Refracting telescopes don’t use mirrors. Instead, this type of telescope has an objective lens permanently attached to the front end of a tube. The light from stars or other celestial objects passes through the lens and when it does, it gets bent, so that it forms an image at a focal point near the back of the telescope. The image is made even clearer as it passes through the eyepiece.

The distance from the objective lens to the image at the back of the tube is called the focal length. The lens that you look through at the front of the telescope is called an ocular or eyepiece. The tube helps to protect the lens from getting dirty or gathering any moisture on it.

Who was the first person to use refracting telescopes?

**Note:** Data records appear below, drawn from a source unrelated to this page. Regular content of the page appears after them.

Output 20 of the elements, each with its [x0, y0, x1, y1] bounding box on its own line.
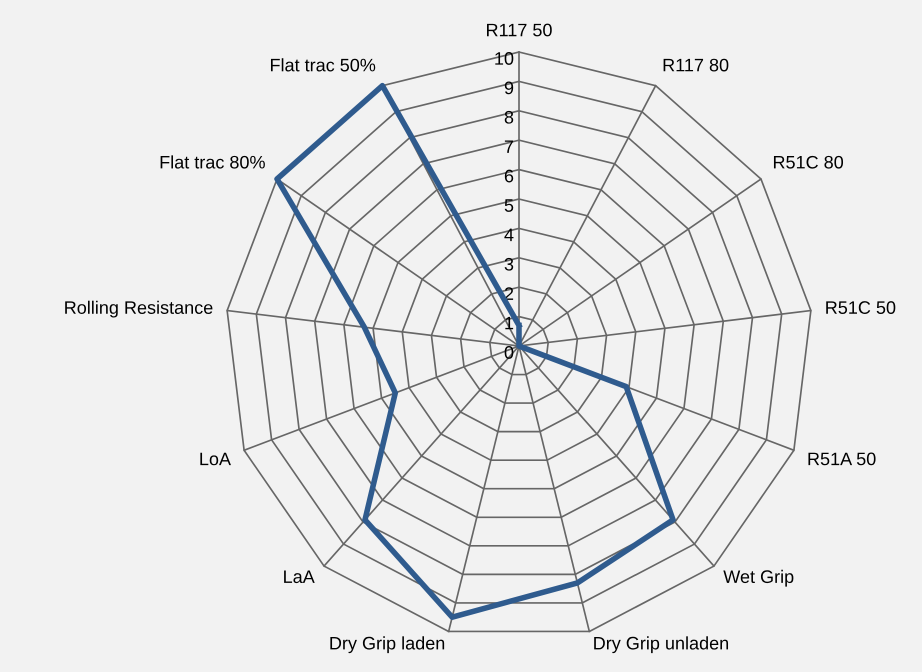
spoke-label: R117 80: [664, 58, 728, 72]
spoke-label: Flat trac 50%: [270, 58, 376, 72]
spoke-label: R51C 80: [774, 156, 844, 169]
spoke-label: R117 50: [487, 24, 552, 36]
spoke-label: LaA: [284, 570, 315, 584]
y-tick-label: 6: [504, 170, 514, 182]
spoke-label: Flat trac 80%: [160, 155, 265, 169]
spoke-label: Rolling Resistance: [65, 300, 212, 318]
y-tick-label: 9: [504, 81, 514, 94]
spoke-label: Dry Grip laden: [330, 636, 444, 654]
y-tick-label: 7: [504, 140, 514, 153]
y-tick-label: 4: [504, 228, 514, 242]
spoke-label: R51A 50: [808, 452, 876, 466]
spoke-label: R51C 50: [826, 301, 896, 314]
spoke-label: Dry Grip unladen: [594, 636, 728, 654]
y-tick-label: 3: [504, 258, 514, 271]
spoke-label: LoA: [200, 452, 231, 466]
spoke-label: Wet Grip: [723, 570, 794, 587]
y-tick-label: 5: [504, 199, 514, 212]
y-tick-label: 8: [504, 110, 514, 124]
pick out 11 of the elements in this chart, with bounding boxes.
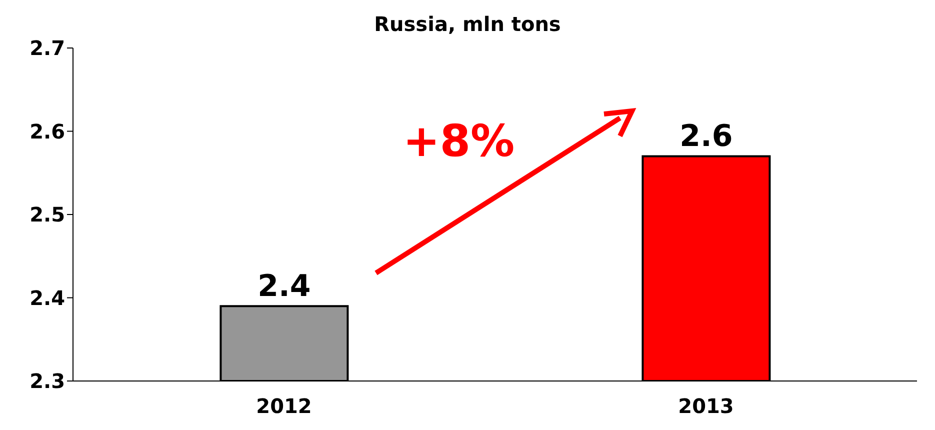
data-label: 2.4 — [258, 269, 311, 304]
y-tick-label: 2.5 — [30, 202, 65, 227]
chart-title: Russia, mln tons — [373, 12, 562, 36]
y-tick-label: 2.4 — [30, 286, 65, 310]
data-label: 2.6 — [680, 119, 733, 154]
y-tick-label: 2.3 — [30, 369, 65, 394]
x-tick-label: 2013 — [678, 394, 734, 418]
x-tick-label: 2012 — [256, 394, 312, 418]
y-tick-label: 2.6 — [30, 119, 65, 144]
annotation: +8% — [403, 116, 515, 167]
y-tick-label: 2.7 — [30, 36, 65, 60]
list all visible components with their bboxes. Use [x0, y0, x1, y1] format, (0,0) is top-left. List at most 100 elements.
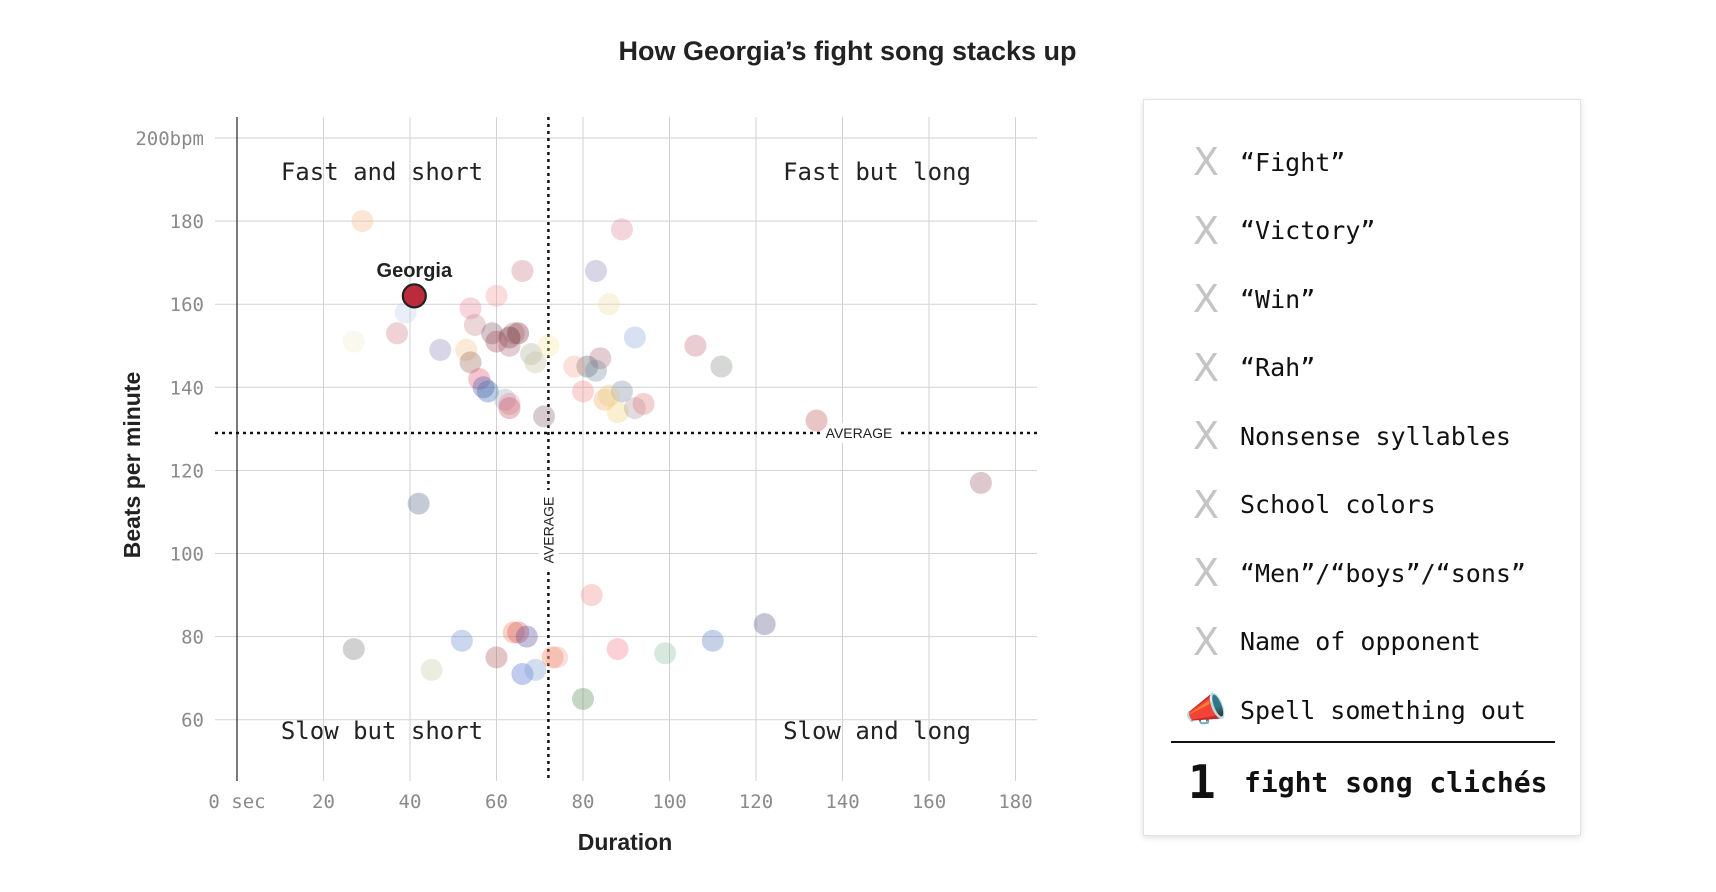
georgia-point-label: Georgia: [377, 260, 453, 282]
quadrant-label-slow-long: Slow and long: [783, 717, 971, 745]
checklist-item-label: “Men”/“boys”/“sons”: [1240, 558, 1526, 588]
y-tick-label: 160: [170, 294, 204, 316]
data-point: [498, 392, 521, 415]
x-icon: X: [1192, 482, 1220, 527]
y-tick-label: 80: [181, 627, 204, 649]
cliche-count-label: fight song clichés: [1244, 765, 1548, 799]
checklist-divider: [1171, 741, 1555, 743]
checklist-item: X “Victory”: [1174, 208, 1376, 253]
checklist-item-label: School colors: [1240, 490, 1436, 519]
data-point: [450, 629, 473, 652]
x-icon: X: [1192, 140, 1220, 184]
data-point: [459, 351, 482, 374]
data-point: [632, 392, 655, 415]
data-point: [386, 322, 409, 345]
data-point: [684, 334, 707, 357]
x-icon: X: [1192, 414, 1220, 458]
data-point: [610, 218, 633, 241]
y-tick-label: 120: [170, 460, 204, 482]
data-point: [420, 658, 443, 681]
grid-layer: [215, 117, 1037, 781]
checklist-item-label: “Win”: [1240, 284, 1316, 314]
x-tick-label: 160: [912, 791, 946, 813]
checklist-item: X “Rah”: [1174, 348, 1315, 388]
data-point: [576, 355, 599, 378]
megaphone-icon: 📣: [1184, 690, 1228, 730]
data-point: [589, 347, 612, 370]
y-tick-label: 140: [170, 377, 204, 399]
data-point: [485, 284, 508, 307]
data-point: [342, 330, 365, 353]
data-point: [593, 388, 616, 411]
checklist-item: X Nonsense syllables: [1174, 416, 1511, 456]
x-tick-label: 140: [825, 791, 859, 813]
data-point: [606, 638, 629, 661]
data-point: [563, 355, 586, 378]
checklist-item: X “Fight”: [1174, 142, 1345, 182]
data-point: [498, 326, 521, 349]
average-duration-label-bg: [538, 490, 559, 570]
data-point: [459, 297, 482, 320]
data-point: [507, 621, 530, 644]
data-point: [584, 359, 607, 382]
data-point: [623, 397, 646, 420]
average-duration-label: AVERAGE: [540, 497, 556, 564]
data-point: [455, 338, 478, 361]
data-point: [546, 646, 569, 669]
data-point: [494, 388, 517, 411]
quadrant-label-slow-short: Slow but short: [281, 717, 483, 745]
data-point: [572, 687, 594, 710]
checklist-item-label: “Rah”: [1240, 353, 1316, 382]
data-point: [969, 471, 992, 494]
data-point: [524, 658, 547, 681]
y-axis-label: Beats per minute: [119, 372, 145, 559]
data-point: [507, 322, 530, 345]
data-point: [511, 662, 534, 685]
checklist-item-label: Name of opponent: [1240, 627, 1481, 656]
data-point: [520, 343, 543, 366]
chart-title: How Georgia’s fight song stacks up: [618, 36, 1077, 66]
data-point: [537, 334, 560, 357]
data-point: [498, 334, 521, 357]
data-point: [476, 380, 499, 403]
data-point: [541, 646, 564, 669]
data-point: [472, 376, 495, 399]
x-tick-label: 20: [312, 791, 335, 813]
data-point: [429, 338, 452, 361]
x-tick-label: 80: [572, 791, 595, 813]
quadrant-labels: Fast and short Fast but long Slow but shor…: [281, 158, 971, 745]
data-points: [342, 210, 992, 710]
axis-layer: 0 sec 20 40 60 80 100 120 140 160 180 200bpm 180 160…: [135, 117, 1033, 813]
scatter-chart: 0 sec 20 40 60 80 100 120 140 160 180 200bpm 180 160…: [119, 117, 1037, 855]
data-point: [597, 384, 620, 407]
average-lines: AVERAGE AVERAGE: [215, 117, 1037, 781]
checklist-item-label: “Fight”: [1240, 147, 1346, 177]
data-point: [468, 367, 491, 390]
data-point: [463, 313, 486, 336]
average-bpm-label-bg: [820, 423, 898, 444]
x-tick-label: 120: [739, 791, 773, 813]
checklist-item: 📣 Spell something out: [1174, 690, 1526, 730]
average-bpm-label: AVERAGE: [826, 425, 893, 441]
y-tick-label: 200bpm: [135, 128, 204, 150]
data-point: [580, 584, 603, 607]
checklist-item: X School colors: [1174, 485, 1436, 525]
data-point: [502, 322, 525, 345]
x-icon: X: [1192, 208, 1220, 253]
data-point: [710, 355, 733, 378]
x-icon: X: [1192, 551, 1220, 595]
quadrant-label-fast-short: Fast and short: [281, 158, 483, 186]
data-point: [481, 322, 504, 345]
data-point: [485, 330, 508, 353]
y-tick-label: 100: [170, 544, 204, 566]
data-point: [805, 409, 828, 432]
data-point: [753, 613, 776, 636]
x-icon: X: [1192, 277, 1220, 321]
data-point: [342, 638, 365, 661]
checklist-item-label: “Victory”: [1240, 216, 1376, 245]
data-point: [524, 351, 547, 374]
data-point: [701, 629, 724, 652]
data-point: [498, 397, 521, 420]
data-point: [407, 492, 430, 515]
highlight-layer: Georgia: [377, 260, 453, 309]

Galileo Galilei was an Italian astronomer from the 1600’s and he first used this type of telescope in the year 1609. The telescope he used was said to be less than 2 inches.

These telescopes can range in size from 60 millimeters to the world’s largest telescope, which is 1 meter in size. This telescope is located at the Yerkes Observatory in Williams Bay, Wisconsin and it was built in 1897.

This type of telescope used to be the telescope design of choice among astronomers, but in recent years, more and more astronomers are choosing reflecting telescopes. Refractors have a higher degree of error and can distort images more easily.

Even though refractors are not as popular as reflectors these days, they were the first type of telescopes used by ancient astronomers.